親知らずの抜歯 二回法
下顎の親知らずの抜歯で最も困るのが、下顎の骨内を通っている神経血管束と親知らずが当たっている場合です。
あとは舌側(内側)に寄って舌側の骨が薄くなっている場合。
CTでこういった所見をみると抜歯を躊躇してしまいます。
親知らずの抜歯は抜くことによって生じるリスクと保存することによって生じるリスクを天秤にかけて、
どちらのリスクがより大きいかというのを評価して抜くかどうかを提案します。
なので抜くことによるリスクが大きいからといって単純に保存しておく選択ができるわけではありません。
それよりも大きいと思われるリスクが保存する選択で生じる場合は抜くことを選択しないといけないわけです。
骨内の神経血管束と親知らずが当たっている場合、抜歯による物理的なダメージで知覚鈍麻が生じることがあります。
知覚鈍麻とは正座をして立った時の足のしびれのような症状が出ることです。
右なら右、左なら左の半側に出現し、下唇の真ん中から口角よりやや広いくらいの範囲に現れます。

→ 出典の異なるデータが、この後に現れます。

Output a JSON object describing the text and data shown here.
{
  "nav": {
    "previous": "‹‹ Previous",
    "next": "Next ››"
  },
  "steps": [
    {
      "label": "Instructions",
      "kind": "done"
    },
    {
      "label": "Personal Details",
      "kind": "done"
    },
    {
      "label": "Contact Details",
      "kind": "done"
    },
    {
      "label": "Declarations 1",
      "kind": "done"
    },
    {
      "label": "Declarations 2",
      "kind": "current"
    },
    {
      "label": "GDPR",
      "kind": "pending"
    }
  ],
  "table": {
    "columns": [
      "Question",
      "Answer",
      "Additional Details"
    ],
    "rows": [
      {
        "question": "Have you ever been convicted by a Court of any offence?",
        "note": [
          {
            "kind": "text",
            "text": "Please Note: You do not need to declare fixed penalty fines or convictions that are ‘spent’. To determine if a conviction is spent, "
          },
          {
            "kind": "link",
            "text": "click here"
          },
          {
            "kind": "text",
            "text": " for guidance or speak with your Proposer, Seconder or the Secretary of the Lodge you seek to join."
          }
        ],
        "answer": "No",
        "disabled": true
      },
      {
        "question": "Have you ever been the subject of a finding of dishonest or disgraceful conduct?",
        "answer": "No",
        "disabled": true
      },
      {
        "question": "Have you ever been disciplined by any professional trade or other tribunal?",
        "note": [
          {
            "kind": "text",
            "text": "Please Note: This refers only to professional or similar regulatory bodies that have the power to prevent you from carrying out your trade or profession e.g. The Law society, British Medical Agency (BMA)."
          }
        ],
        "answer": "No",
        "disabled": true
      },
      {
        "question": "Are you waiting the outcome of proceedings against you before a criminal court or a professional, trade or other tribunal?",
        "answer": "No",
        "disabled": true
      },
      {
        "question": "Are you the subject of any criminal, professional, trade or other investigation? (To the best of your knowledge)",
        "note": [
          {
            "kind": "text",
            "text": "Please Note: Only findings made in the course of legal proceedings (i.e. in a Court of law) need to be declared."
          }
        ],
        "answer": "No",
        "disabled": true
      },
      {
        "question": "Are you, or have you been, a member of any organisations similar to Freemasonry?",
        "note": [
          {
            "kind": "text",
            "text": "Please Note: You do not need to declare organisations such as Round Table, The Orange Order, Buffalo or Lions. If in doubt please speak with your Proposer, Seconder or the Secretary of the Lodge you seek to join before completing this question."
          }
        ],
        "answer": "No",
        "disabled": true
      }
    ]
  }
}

3年前に口腔外科学会総会のミニセミナーで学んだのは親知らずの歯冠だけとって当たっている根を置いておく方法ですが、
これは一度でも炎症を起こした親知らずは適応外となるので結構使い辛い方法です。
そこでよく使うのは古典的ですが最も汎用性の高い二回法です。
歯冠と根を分割して歯冠だけ取り出すのは同じですが、3~6か月おいて二度目の抜歯で根を抜く方法です。
歯根の形態などにもよりますが、根が歯冠を取り除いて空いたスペースに少しずつ動いて神経から離れてリスクを軽減できます。
ただ良いことばかりではなくて、二回やるのでその度に腫れたり痛みが出たりします。
また根が肥大していたり複根にわかれていたりすると動かなかったりします。
ここ最近、抜かないといけないがリスクが高く根形態から二回法が適応、という患者さんがなぜか多く立て続けに施術しています。
上手くいけば年始年末の直前辺りが2回目の抜歯の時期になりそうです。
こういう時にCTの有用性を非常に強く感じます。
というか、CTが無いとリスク評価も適応評価も完全には出来ないですね。
僕の親知らずも実は2回法にむいていると思うのですが、
流石に自分で自分の親知らずを抜くのは難しいので誰かやってくれないかな。